BANDUNG — Kritik pedas dari anggota DPR RI Atalia Praratya soal kebijakan rombongan belajar (rombel) yang diubah menjadi maksimal 50 siswa per kelas tak membuat Gubernur Jawa Barat Dedi Mulyadi bereaksi keras. Sebaliknya, Dedi memilih menanggapi dengan senyum dan sindiran elegan, sambil menyingkap akar persoalan yang selama ini luput dari perhatian.
“Gini aja, problem utamanya itu adalah kekurangan sekolah. Terutama di Kota Bandung, Depok, Bekasi, Bogor,” ujar Dedi saat ditemui usai Rakernas Apindo di Kota Bandung, Selasa (5/8/2025).

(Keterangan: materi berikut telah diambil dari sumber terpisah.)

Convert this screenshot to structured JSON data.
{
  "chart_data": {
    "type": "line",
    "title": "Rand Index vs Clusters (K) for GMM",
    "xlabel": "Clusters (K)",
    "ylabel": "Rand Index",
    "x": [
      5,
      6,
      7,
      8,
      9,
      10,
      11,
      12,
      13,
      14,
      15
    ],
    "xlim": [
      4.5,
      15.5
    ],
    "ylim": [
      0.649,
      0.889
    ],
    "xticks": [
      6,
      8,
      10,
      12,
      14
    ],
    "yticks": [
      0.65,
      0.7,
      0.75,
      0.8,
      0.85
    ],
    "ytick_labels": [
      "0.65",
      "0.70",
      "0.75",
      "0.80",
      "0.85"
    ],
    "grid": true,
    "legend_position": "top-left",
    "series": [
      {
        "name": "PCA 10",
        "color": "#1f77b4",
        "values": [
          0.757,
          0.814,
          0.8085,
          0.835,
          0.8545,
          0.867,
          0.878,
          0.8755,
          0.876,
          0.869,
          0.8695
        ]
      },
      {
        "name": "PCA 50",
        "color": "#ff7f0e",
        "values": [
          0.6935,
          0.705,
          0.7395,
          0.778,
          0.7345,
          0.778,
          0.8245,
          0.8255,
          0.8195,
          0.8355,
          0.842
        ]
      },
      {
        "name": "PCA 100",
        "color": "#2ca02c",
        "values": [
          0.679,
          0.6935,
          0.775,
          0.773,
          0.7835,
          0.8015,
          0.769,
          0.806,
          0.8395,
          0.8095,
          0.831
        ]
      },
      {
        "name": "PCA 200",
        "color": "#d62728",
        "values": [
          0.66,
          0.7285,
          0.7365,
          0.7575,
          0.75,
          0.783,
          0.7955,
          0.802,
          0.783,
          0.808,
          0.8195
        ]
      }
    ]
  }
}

Kebijakan menaikkan jumlah siswa dalam satu kelas, menurut Dedi, bukan semata pilihan, melainkan keterpaksaan akibat kondisi riil di lapangan. Ia menekankan bahwa Jawa Barat, khususnya di daerah perkotaan, menghadapi krisis daya tampung sekolah yang serius.
“Selama ini pemerintah provinsinya kurang membangun sekolah dan ruang kelas,” tegasnya.
Pernyataan ini menjadi pukulan balik yang halus namun tajam, mengingat Atalia adalah istri dari Gubernur Jabar sebelumnya, Ridwan Kamil. Tanpa menyebut nama, Dedi menyentil bahwa pembangunan sekolah nyaris mandek pada periode sebelumnya.
Saat ditanya apakah ia menyindir kepemimpinan Ridwan Kamil, Dedi hanya menjawab santai, “Saya gak tahu sebelumnya apa,” katanya sambil tersenyum.
Dedi juga menambahkan, selama masa kepemimpinannya, Pemprov Jabar mulai fokus membangun ruang kelas baru, khususnya di tingkat SMA. Ia mengklaim telah membangun 38 unit ruang kelas, jauh lebih konkret daripada alokasi belanja sebelumnya yang lebih banyak terserap untuk teknologi informasi.
“Kan sebelumnya belanjanya banyak ke TI. Sekarang, kita baru bangun ruang kelas yang banyak,” imbuhnya.
Sebelumnya, Atalia menilai kebijakan menaikkan kapasitas kelas hingga 50 siswa sangat tidak ideal, baik untuk guru maupun murid. Ia menyebut 25 siswa per kelas adalah jumlah yang manusiawi, sementara 36 siswa adalah batas maksimal yang ditentukan kementerian.
Di tengah panasnya polemik, Dedi memilih tidak terjebak dalam perdebatan personal. Ia mengarahkan perhatian publik pada inti masalah: kekurangan ruang belajar. Di saat kritik datang dari mereka yang pernah berada dalam lingkar kekuasaan, Dedi justru menyodorkan fakta lapangan dan solusi konkret.
Polemik ini memperlihatkan bahwa politik pendidikan tak hanya soal angka dan regulasi, tapi juga soal kesadaran membenahi warisan masa lalu. Dan dalam hal ini, Dedi tampaknya tidak sekadar menjawab, tapi menyentil dengan senyum dan kerja nyata. (Beng)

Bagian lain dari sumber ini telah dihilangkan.